Probability and RspecIn negative linear correlation;If Rspec>=1, then it is assumed that road exists;The road existing probability such as formula of spectral evidence model
(6):
αspecFor the corresponding probability right of spectral signature;
3. vegetation characteristics evidence model: normalized differential vegetation index NDVI is calculated to image in buffer area first, using threshold value
The method of segmentation extracts roughly the vegetation in buffer area;If DplantFor the corresponding deflection of vegetation object in navigation section buffer area
Degree set, DroadFor current road segment principal direction corresponding angle, TplantFor orientation angle difference threshold value, vegetation characteristics RplantCalculating it is public
Formula is shown in formula (7):
Rplant=std (Dplant-Droad)/Tplant (7)
Work as RplantWhen < 1, probability and R existing for roadplantIt is negatively correlated;Work as RplantWhen >=1, it is believed that vegetation direction and road
Road moves towards unrelated, and the probability for non-rice habitats object is larger at this time;The road existing probability such as formula (8) of vegetation evidence model:
4. calculating separately out edge evidence model, spectral evidence model and the corresponding road existing probability of vegetation evidence model
Afterwards, by asking the maximum of three probability density to obtain the road existing probability based on more evidence models, such as formula (7):
P=max { Pedge, Pspec, Pplant} (9)
After the road existing probability based on more evidence models is calculated, if P >=0.5, then it is assumed that be road, as change
Road, otherwise it is assumed that being non-rice habitats.
Further, middle buffer area is dimensioned to have a lot of social connections for twice in step 3.1.

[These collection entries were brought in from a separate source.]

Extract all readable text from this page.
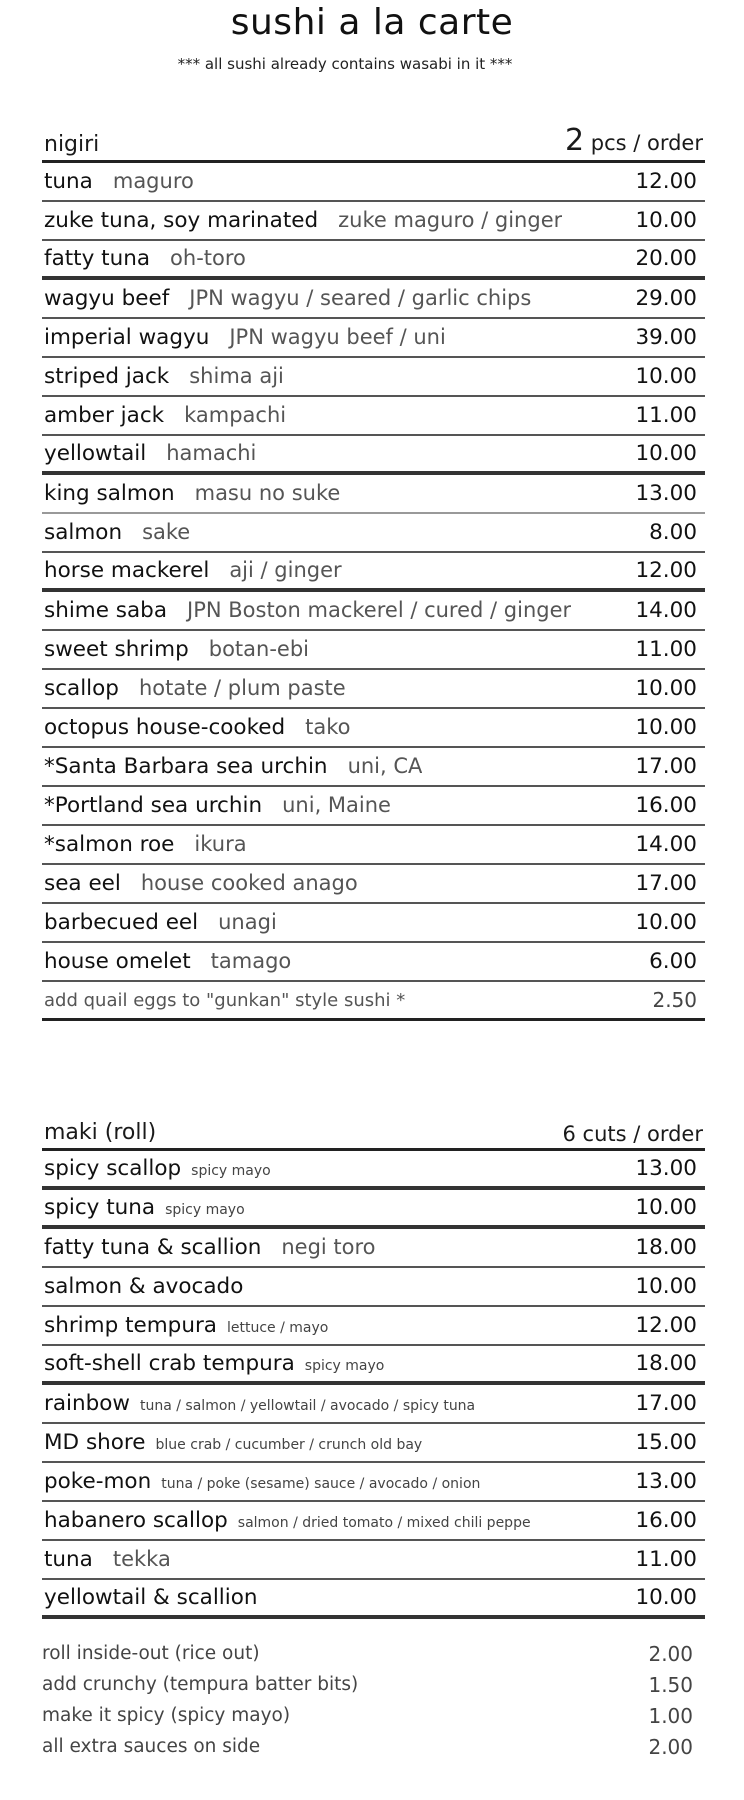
sushi a la carte
*** all sushi already contains wasabi in it ***
nigiri	2 pcs / order
tuna maguro	12.00
zuke tuna, soy marinated zuke maguro / ginger	10.00
fatty tuna oh-toro	20.00
wagyu beef JPN wagyu / seared / garlic chips	29.00
imperial wagyu JPN wagyu beef / uni	39.00
striped jack shima aji	10.00
amber jack kampachi	11.00
yellowtail hamachi	10.00
king salmon masu no suke	13.00
salmon sake	8.00
horse mackerel aji / ginger	12.00
shime saba JPN Boston mackerel / cured / ginger	14.00
sweet shrimp botan-ebi	11.00
scallop hotate / plum paste	10.00
octopus house-cooked tako	10.00
*Santa Barbara sea urchin uni, CA	17.00
*Portland sea urchin uni, Maine	16.00
*salmon roe ikura	14.00
sea eel house cooked anago	17.00
barbecued eel unagi	10.00
house omelet tamago	6.00
add quail eggs to "gunkan" style sushi *	2.50
maki (roll)	6 cuts / order
spicy scallop spicy mayo	13.00
spicy tuna spicy mayo	10.00
fatty tuna & scallion negi toro	18.00
salmon & avocado	10.00
shrimp tempura lettuce / mayo	12.00
soft-shell crab tempura spicy mayo	18.00
rainbow tuna / salmon / yellowtail / avocado / spicy tuna	17.00
MD shore blue crab / cucumber / crunch old bay	15.00
poke-mon tuna / poke (sesame) sauce / avocado / onion	13.00
habanero scallop salmon / dried tomato / mixed chili peppe	16.00
tuna tekka	11.00
yellowtail & scallion	10.00
roll inside-out (rice out)	2.00
add crunchy (tempura batter bits)	1.50
make it spicy (spicy mayo)	1.00
all extra sauces on side	2.00
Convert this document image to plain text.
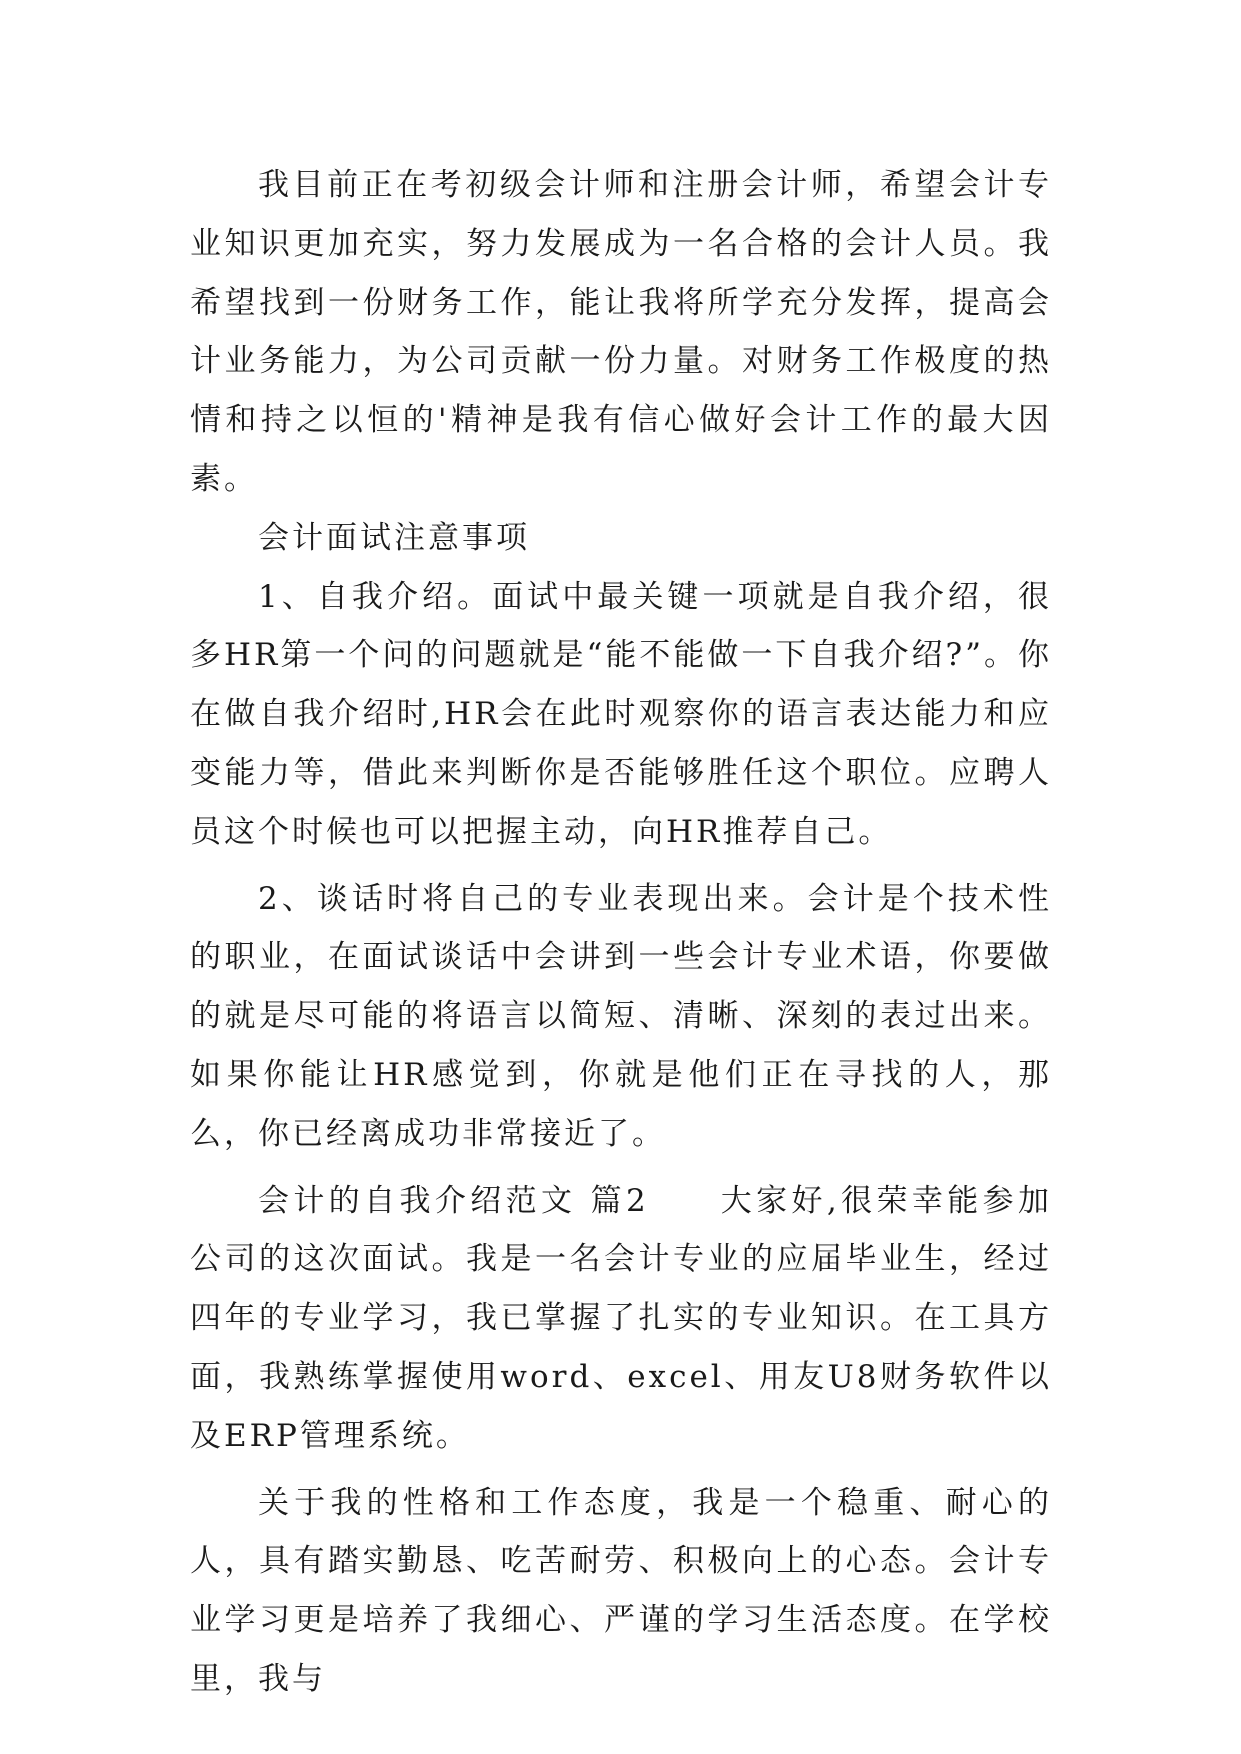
我目前正在考初级会计师和注册会计师，希望会计专业知识更加充实，努力发展成为一名合格的会计人员。我希望找到一份财务工作，能让我将所学充分发挥，提高会计业务能力，为公司贡献一份力量。对财务工作极度的热情和持之以恒的'精神是我有信心做好会计工作的最大因素。

会计面试注意事项

1、自我介绍。面试中最关键一项就是自我介绍，很多HR第一个问的问题就是“能不能做一下自我介绍?”。你在做自我介绍时,HR会在此时观察你的语言表达能力和应变能力等，借此来判断你是否能够胜任这个职位。应聘人员这个时候也可以把握主动，向HR推荐自己。

2、谈话时将自己的专业表现出来。会计是个技术性的职业，在面试谈话中会讲到一些会计专业术语，你要做的就是尽可能的将语言以简短、清晰、深刻的表过出来。如果你能让HR感觉到，你就是他们正在寻找的人，那么，你已经离成功非常接近了。

会计的自我介绍范文 篇2　　大家好,很荣幸能参加公司的这次面试。我是一名会计专业的应届毕业生，经过四年的专业学习，我已掌握了扎实的专业知识。在工具方面，我熟练掌握使用word、excel、用友U8财务软件以及ERP管理系统。

关于我的性格和工作态度，我是一个稳重、耐心的人，具有踏实勤恳、吃苦耐劳、积极向上的心态。会计专业学习更是培养了我细心、严谨的学习生活态度。在学校里，我与
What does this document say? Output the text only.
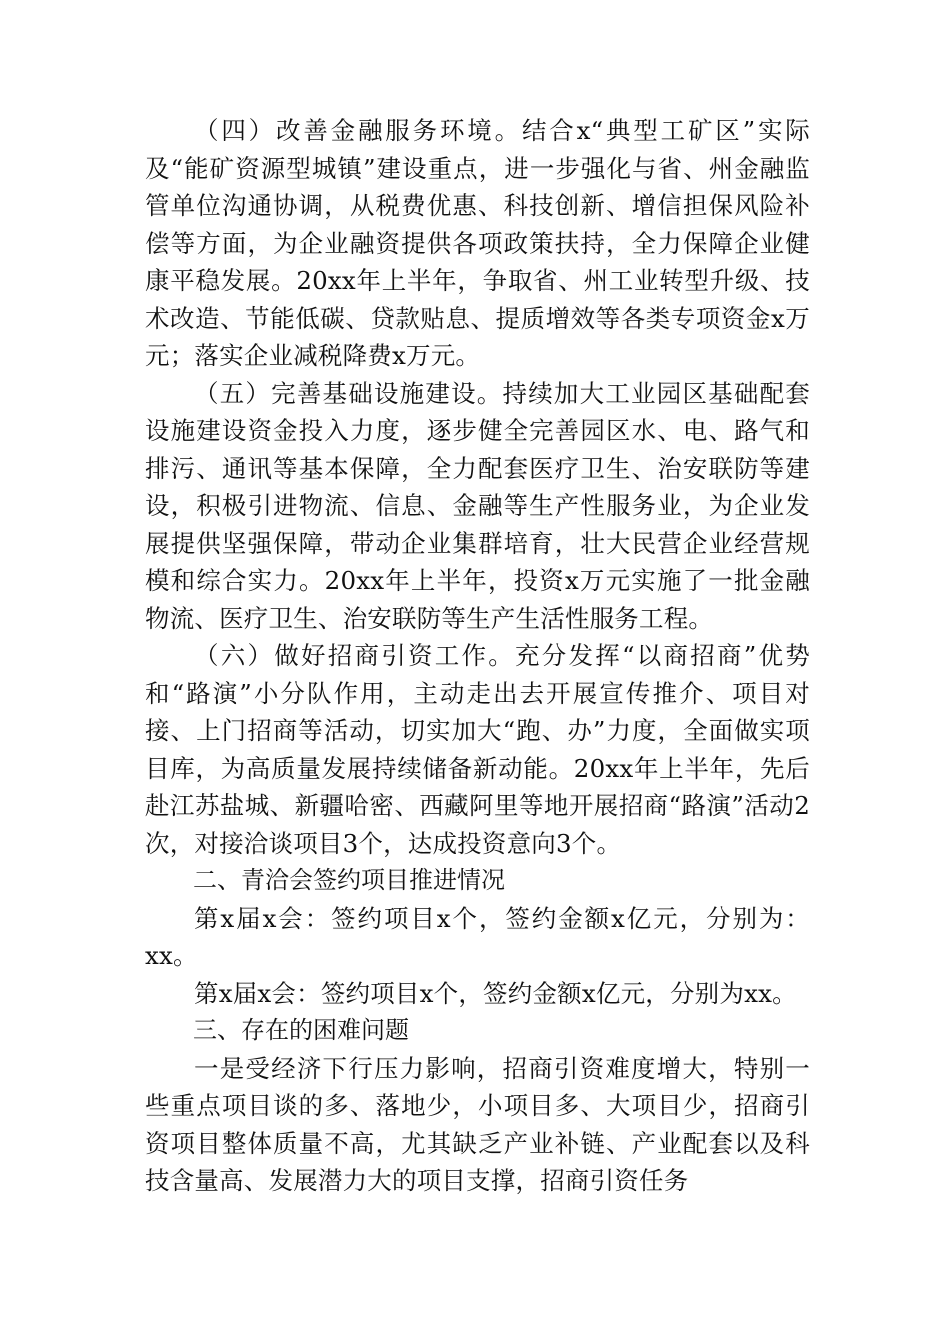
（四）改善金融服务环境。结合x“典型工矿区”实际及“能矿资源型城镇”建设重点，进一步强化与省、州金融监管单位沟通协调，从税费优惠、科技创新、增信担保风险补偿等方面，为企业融资提供各项政策扶持，全力保障企业健康平稳发展。20xx年上半年，争取省、州工业转型升级、技术改造、节能低碳、贷款贴息、提质增效等各类专项资金x万元；落实企业减税降费x万元。

（五）完善基础设施建设。持续加大工业园区基础配套设施建设资金投入力度，逐步健全完善园区水、电、路气和排污、通讯等基本保障，全力配套医疗卫生、治安联防等建设，积极引进物流、信息、金融等生产性服务业，为企业发展提供坚强保障，带动企业集群培育，壮大民营企业经营规模和综合实力。20xx年上半年，投资x万元实施了一批金融物流、医疗卫生、治安联防等生产生活性服务工程。

（六）做好招商引资工作。充分发挥“以商招商”优势和“路演”小分队作用，主动走出去开展宣传推介、项目对接、上门招商等活动，切实加大“跑、办”力度，全面做实项目库，为高质量发展持续储备新动能。20xx年上半年，先后赴江苏盐城、新疆哈密、西藏阿里等地开展招商“路演”活动2次，对接洽谈项目3个，达成投资意向3个。

二、青洽会签约项目推进情况

第x届x会：签约项目x个，签约金额x亿元，分别为：xx。

第x届x会：签约项目x个，签约金额x亿元，分别为xx。

三、存在的困难问题

一是受经济下行压力影响，招商引资难度增大，特别一些重点项目谈的多、落地少，小项目多、大项目少，招商引资项目整体质量不高，尤其缺乏产业补链、产业配套以及科技含量高、发展潜力大的项目支撑，招商引资任务
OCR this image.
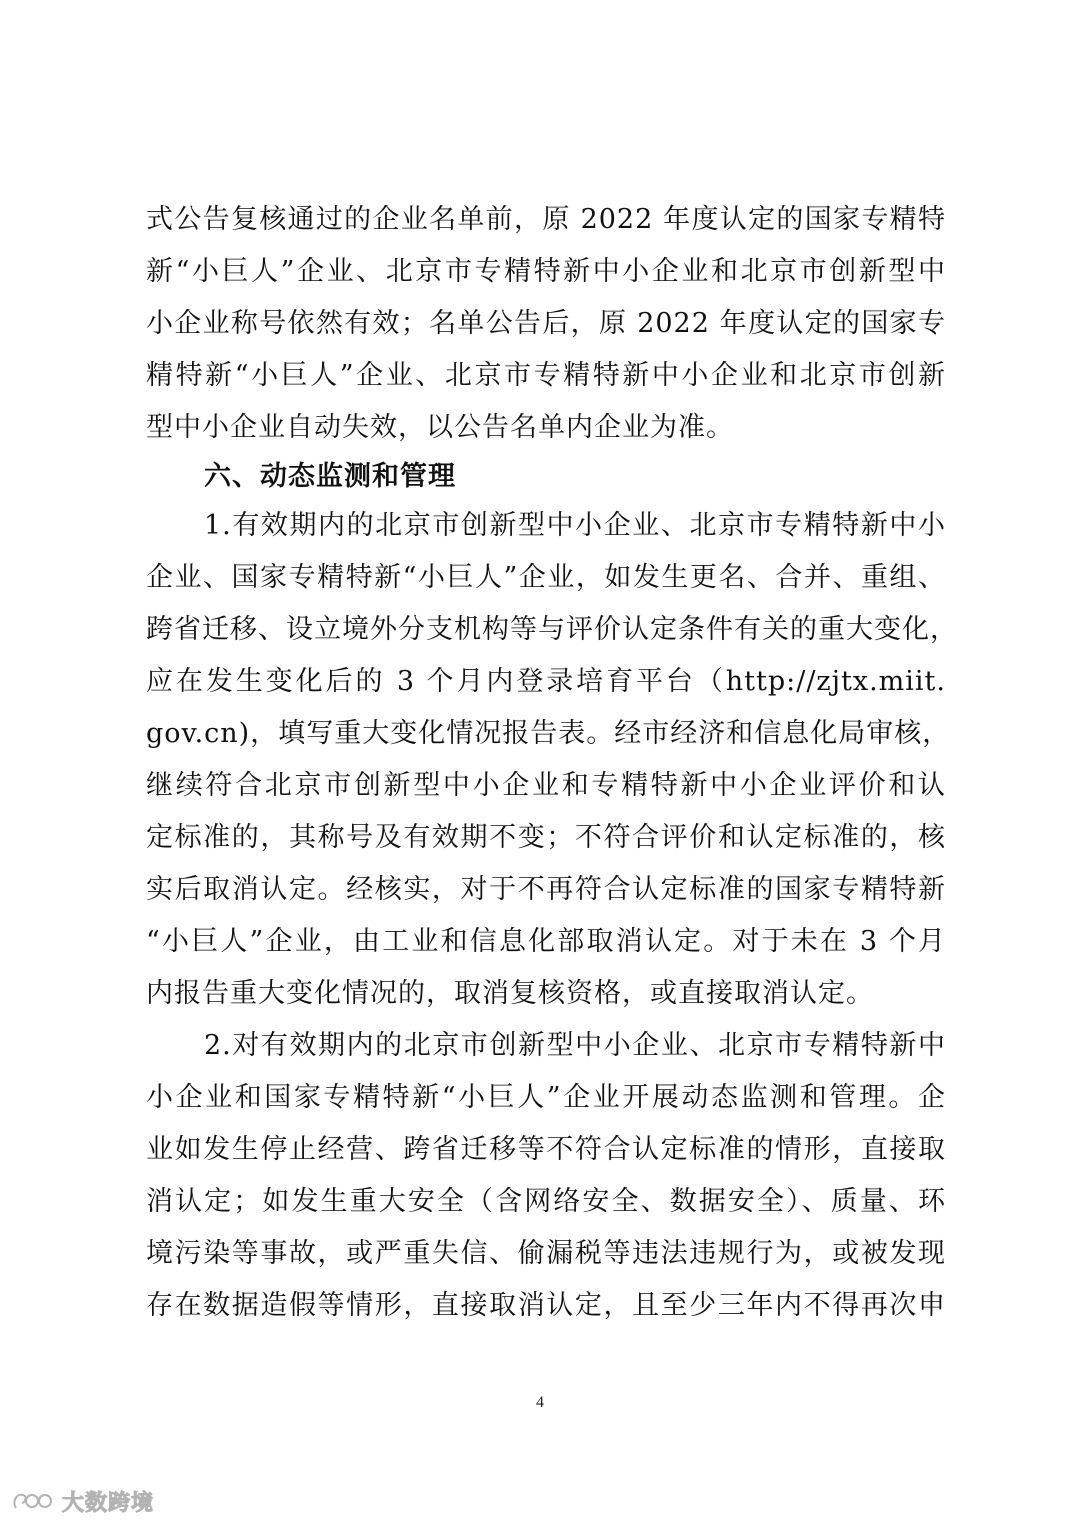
式公告复核通过的企业名单前，原 2022 年度认定的国家专精特
新“小巨人”企业、北京市专精特新中小企业和北京市创新型中
小企业称号依然有效；名单公告后，原 2022 年度认定的国家专
精特新“小巨人”企业、北京市专精特新中小企业和北京市创新
型中小企业自动失效，以公告名单内企业为准。
六、动态监测和管理
1.有效期内的北京市创新型中小企业、北京市专精特新中小
企业、国家专精特新“小巨人”企业，如发生更名、合并、重组、
跨省迁移、设立境外分支机构等与评价认定条件有关的重大变化，
应在发生变化后的 3 个月内登录培育平台（http://zjtx.miit.
gov.cn)，填写重大变化情况报告表。经市经济和信息化局审核，
继续符合北京市创新型中小企业和专精特新中小企业评价和认
定标准的，其称号及有效期不变；不符合评价和认定标准的，核
实后取消认定。经核实，对于不再符合认定标准的国家专精特新
“小巨人”企业，由工业和信息化部取消认定。对于未在 3 个月
内报告重大变化情况的，取消复核资格，或直接取消认定。
2.对有效期内的北京市创新型中小企业、北京市专精特新中
小企业和国家专精特新“小巨人”企业开展动态监测和管理。企
业如发生停止经营、跨省迁移等不符合认定标准的情形，直接取
消认定；如发生重大安全（含网络安全、数据安全）、质量、环
境污染等事故，或严重失信、偷漏税等违法违规行为，或被发现
存在数据造假等情形，直接取消认定，且至少三年内不得再次申
4
大数跨境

The present invention is using high-resolution remote sensing image, history road vectors, new period navigation road network vector as input number
According to source, navigation road network, the position in history road vectors data, geometry, topology, semantic information and high-resolution shadow are comprehensively utilized
Scene characteristic as in completes road network element and automates extraction task in conjunction with real road structure priori knowledge.Present invention tool
There are stronger practicability and higher accuracy rate, feature is:
(1) extraction for using navigation road network vector sum history road vectors Liang Zhong data supporting road network, makes full use of and leads
Airway net has the advantage of reliability with timeliness and history road vectors, directly extracts not changed road, only
It handles increase/reduction road area may occur, substantially increases road network extraction efficiency;
(2) for changed section, using three kinds of edge feature, spectral signature, vegetation characteristics features as evidence
Verify whether section is road, it is not only effective to the apparent road of feature, also have preferably to the road segment segment for being blocked or being disturbed
Effect.
Detailed description of the invention
Fig. 1 is the road network automatic update method flow chart based on the fusion of vector road network with the verifying of high score remote sensing image.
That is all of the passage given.